"You've been misinformed," she retorted coldly. "Not about the clothes. I do loathe them. But I've no intention of forming a free alliance with anybody. Certainly not with Monsieur St. Hilaire. Why should I? I don't love him. But I don't mind telling you that he has asked me to marry him."
"Oh, then, that's what you're considering?"
"Yes," she said concisely.
And "put that in your pipe and smoke it," added a defiant glance from her half-parted long-lashed eyes.
If he had any notion of playing the medieval knight, plunging through fire and water for the damsel in distress, she would spoil that chivalrous pose in a jiffy.
"Janet, I don't understand you," he said, with quite unnecessary vehemence. "You said you wouldn't marry Claude, your reason being that you loved him. Now you say you will marry Monsieur St. Hilaire, and your reason is that you don't love him."
His eyes added: "You are inexplicable, exasperating, maddening—and yet adorable: in short, you are Janet."
The bus came to a full stop, and a few minutes later they were in the concert hall.
V
The concert was one of a special series given by an orchestra from Rouen.

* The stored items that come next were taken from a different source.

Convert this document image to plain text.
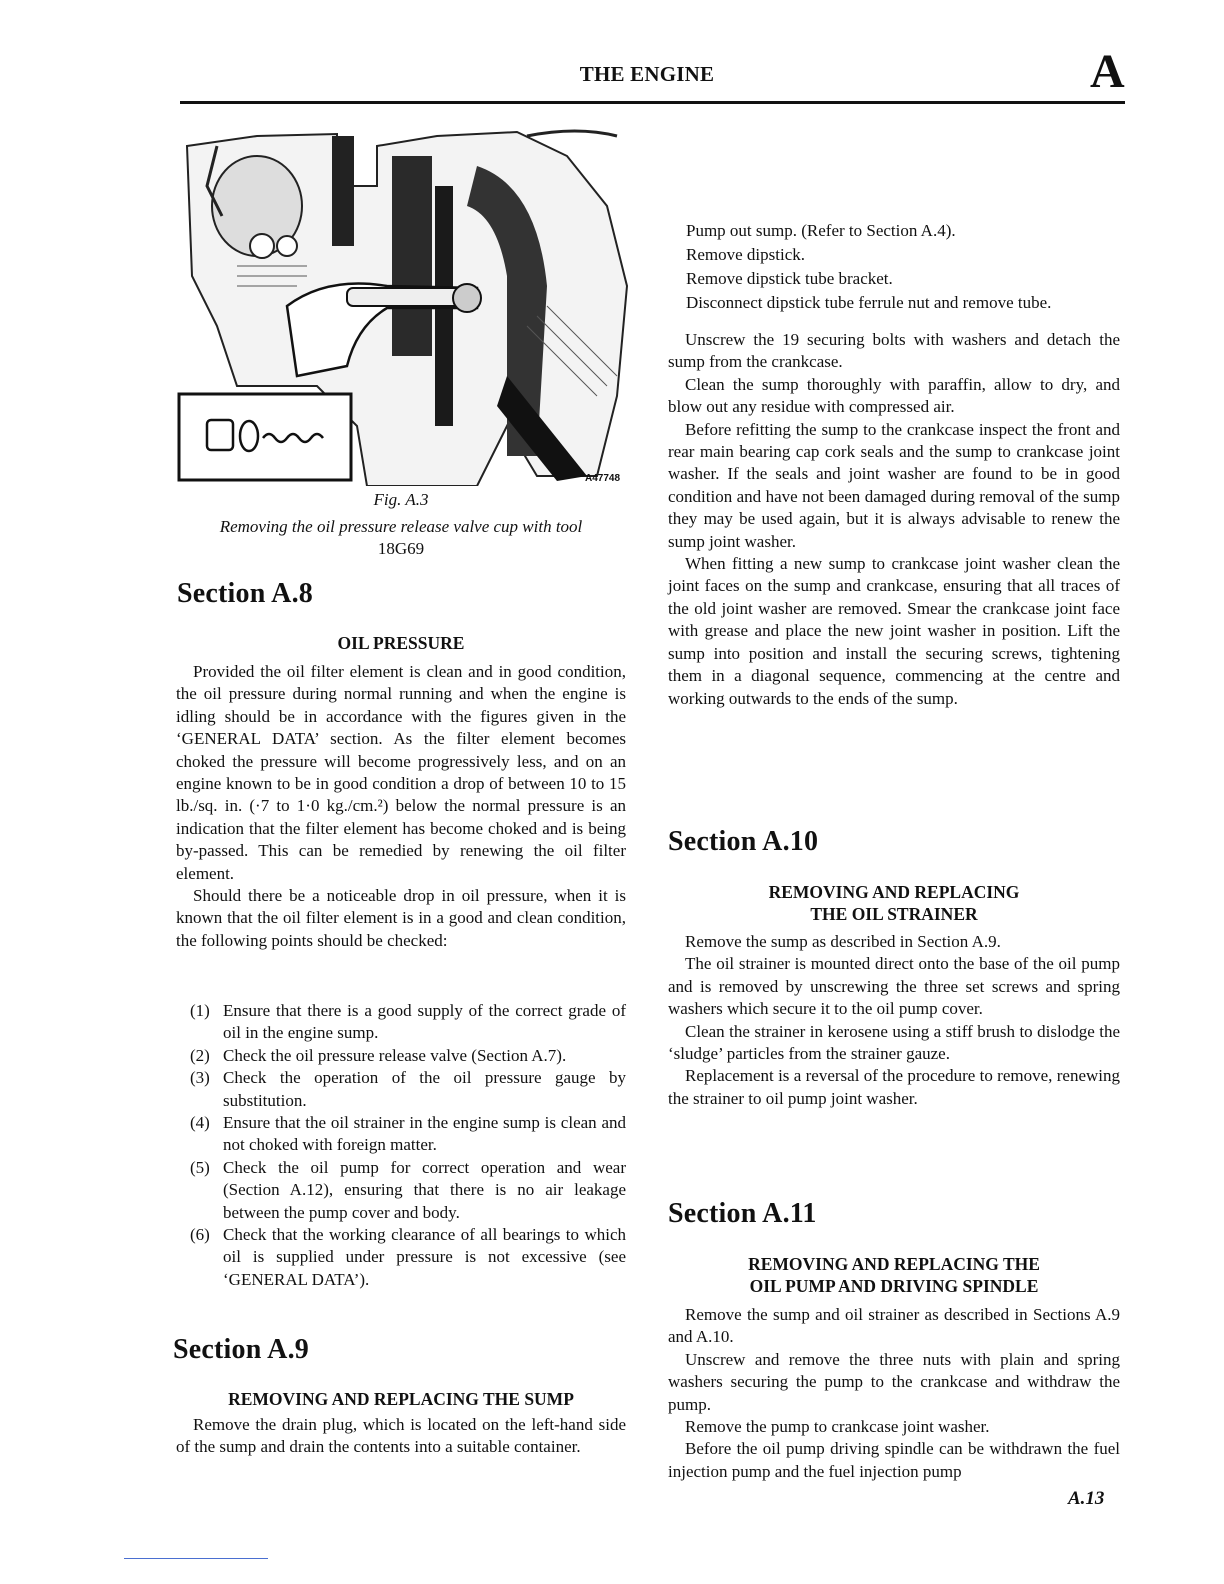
THE ENGINE	A
A47748
Fig. A.3
Removing the oil pressure release valve cup with tool
18G69
Section A.8
OIL PRESSURE

Provided the oil filter element is clean and in good condition, the oil pressure during normal running and when the engine is idling should be in accordance with the figures given in the ‘GENERAL DATA’ section. As the filter element becomes choked the pressure will become progressively less, and on an engine known to be in good condition a drop of between 10 to 15 lb./sq. in. (·7 to 1·0 kg./cm.²) below the normal pressure is an indication that the filter element has become choked and is being by-passed. This can be remedied by renewing the oil filter element.

Should there be a noticeable drop in oil pressure, when it is known that the oil filter element is in a good and clean condition, the following points should be checked:

(1) Ensure that there is a good supply of the correct grade of oil in the engine sump.
(2) Check the oil pressure release valve (Section A.7).
(3) Check the operation of the oil pressure gauge by substitution.
(4) Ensure that the oil strainer in the engine sump is clean and not choked with foreign matter.
(5) Check the oil pump for correct operation and wear (Section A.12), ensuring that there is no air leakage between the pump cover and body.
(6) Check that the working clearance of all bearings to which oil is supplied under pressure is not excessive (see ‘GENERAL DATA’).
Section A.9
REMOVING AND REPLACING THE SUMP

Remove the drain plug, which is located on the left-hand side of the sump and drain the contents into a suitable container.

Pump out sump. (Refer to Section A.4).
Remove dipstick.
Remove dipstick tube bracket.
Disconnect dipstick tube ferrule nut and remove tube.

Unscrew the 19 securing bolts with washers and detach the sump from the crankcase.

Clean the sump thoroughly with paraffin, allow to dry, and blow out any residue with compressed air.

Before refitting the sump to the crankcase inspect the front and rear main bearing cap cork seals and the sump to crankcase joint washer. If the seals and joint washer are found to be in good condition and have not been damaged during removal of the sump they may be used again, but it is always advisable to renew the sump joint washer.

When fitting a new sump to crankcase joint washer clean the joint faces on the sump and crankcase, ensuring that all traces of the old joint washer are removed. Smear the crankcase joint face with grease and place the new joint washer in position. Lift the sump into position and install the securing screws, tightening them in a diagonal sequence, commencing at the centre and working outwards to the ends of the sump.

Section A.10
REMOVING AND REPLACING
THE OIL STRAINER

Remove the sump as described in Section A.9.

The oil strainer is mounted direct onto the base of the oil pump and is removed by unscrewing the three set screws and spring washers which secure it to the oil pump cover.

Clean the strainer in kerosene using a stiff brush to dislodge the ‘sludge’ particles from the strainer gauze.

Replacement is a reversal of the procedure to remove, renewing the strainer to oil pump joint washer.

Section A.11
REMOVING AND REPLACING THE
OIL PUMP AND DRIVING SPINDLE

Remove the sump and oil strainer as described in Sections A.9 and A.10.

Unscrew and remove the three nuts with plain and spring washers securing the pump to the crankcase and withdraw the pump.

Remove the pump to crankcase joint washer.

Before the oil pump driving spindle can be withdrawn the fuel injection pump and the fuel injection pump

A.13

Janet's attention had been drawn to the series by two circumstances. One was that a third of the members of the orchestra were women. The other was that the inclusion of women in a first-class orchestra had plunged musical circles into a controversy which the newspapers eagerly seized upon and played up with caricature or abuse, satire or eulogy, according to the partisanship, but never the merits of the case.